Patriarch Pavle Remains Church Leader

12 November 2008 Belgrade - The Serbian Orthodox Church Synod has rejected Patriarch Pavle`s request to step down, unofficial sources told B92.

The Synod did not vote on the Patriarch?s request. Instead, it decided that he should remain the Church`s leader for as long as he is alive.

On October 8, Patriarch Pavle asked the Synod to be relieved of his duties due to his health condition. The Patriarch has been hospitalised for over a year due to a series of ailments associated with old age. He is 93 years old.

Archbishop Amfilohije has been acting on the Patriarch?s behalf during Pavle`s hospitalisation, and his powers were extended at yesterday`s meeting of the Synod.

At the meeting, the Patriarch`s plea was debated for almost the entire day. When the Bishops left the Patriarchy building, no one commented on the Synod`s decision.

Mirko Djordjevic, a religious affairs expert, told B92 that the Synod needed to work transparently, as is the case in other Orthodox churches. He added that the patriarch`s request to be relieved of his duties last month should have been made public.

“If there is such a plea, then, why hasn`t it been made public? A mistake was made at the outset by not publishing the plea, because it`s not a specific act regarding the church, nor is it a dogmatic type of a document,” Djordjevic said.

“Much more interesting is the other part of the news, whereby Amfilohije, who is now head of the Synod, will receive wider authority. The problem is that he has had maximum authority since the Synod`s May session,” he said.

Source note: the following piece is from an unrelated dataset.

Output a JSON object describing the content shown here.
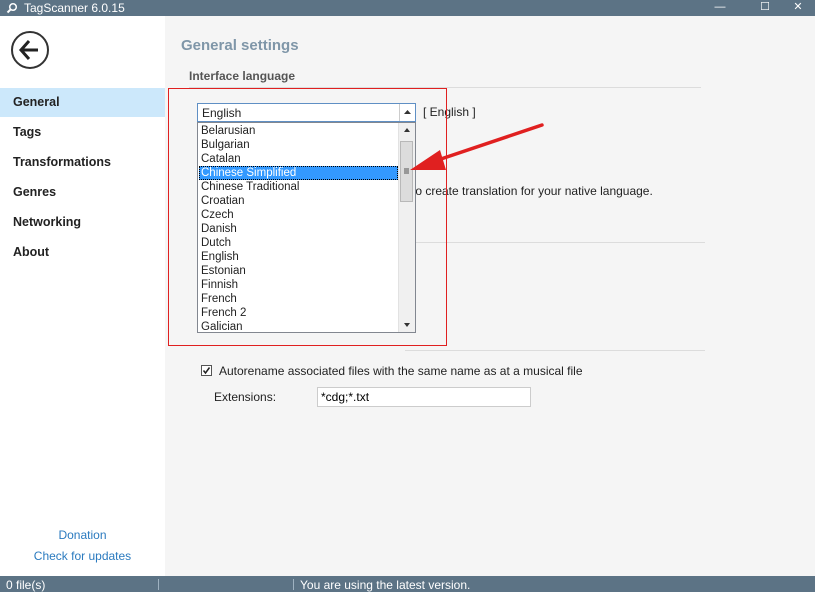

The Serbian Orthodox Church is one of the autocephalous or independent Orthodox Christian churches, ranking sixth in order of seniority. It is also the second oldest Slavic Orthodox church.

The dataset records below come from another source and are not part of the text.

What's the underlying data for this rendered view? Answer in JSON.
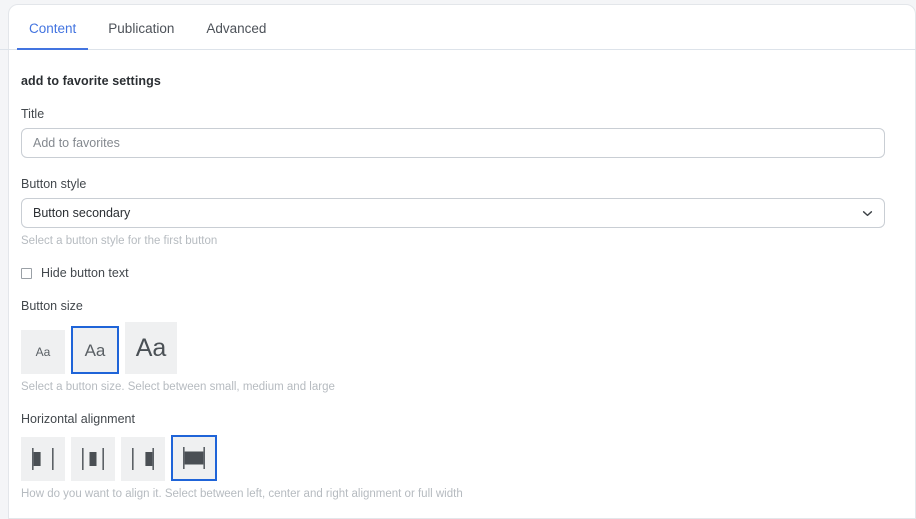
{
  "tabs": [
    {
      "label": "Content",
      "active": true
    },
    {
      "label": "Publication",
      "active": false
    },
    {
      "label": "Advanced",
      "active": false
    }
  ],
  "form": {
    "section_title": "add to favorite settings",
    "title_field": {
      "label": "Title",
      "value": "",
      "placeholder": "Add to favorites"
    },
    "button_style": {
      "label": "Button style",
      "selected": "Button secondary",
      "options": [
        "Button secondary"
      ],
      "help": "Select a button style for the first button",
      "chevron_icon": "chevron-down-icon"
    },
    "hide_button_text": {
      "label": "Hide button text",
      "checked": false
    },
    "button_size": {
      "label": "Button size",
      "help": "Select a button size. Select between small, medium and large",
      "options": [
        {
          "label": "Aa",
          "name": "small",
          "selected": false
        },
        {
          "label": "Aa",
          "name": "medium",
          "selected": true
        },
        {
          "label": "Aa",
          "name": "large",
          "selected": false
        }
      ]
    },
    "horizontal_alignment": {
      "label": "Horizontal alignment",
      "help": "How do you want to align it. Select between left, center and right alignment or full width",
      "options": [
        {
          "name": "left",
          "icon": "align-left-icon",
          "selected": false
        },
        {
          "name": "center",
          "icon": "align-center-icon",
          "selected": false
        },
        {
          "name": "right",
          "icon": "align-right-icon",
          "selected": false
        },
        {
          "name": "full-width",
          "icon": "align-full-width-icon",
          "selected": true
        }
      ]
    }
  },
  "colors": {
    "accent": "#4374e0",
    "selection_border": "#1f64d8",
    "option_bg": "#eff0f1",
    "icon_fill": "#4a4f54",
    "icon_line": "#5c6166",
    "help_text": "#b6bbc0"
  }
}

According to official data, it represents over eight million Orthodox Serbs throughout the world.

After World War II the Serbian Orthodox Church was suppressed under communist rule. It was revived in the late 1980s during the demise of Yugoslav communism and the rise of rival nationalist movements.

Patriarch Pavle supported the opposition to former Serbian President Slobodan Milosevic in the early and mid-1990s.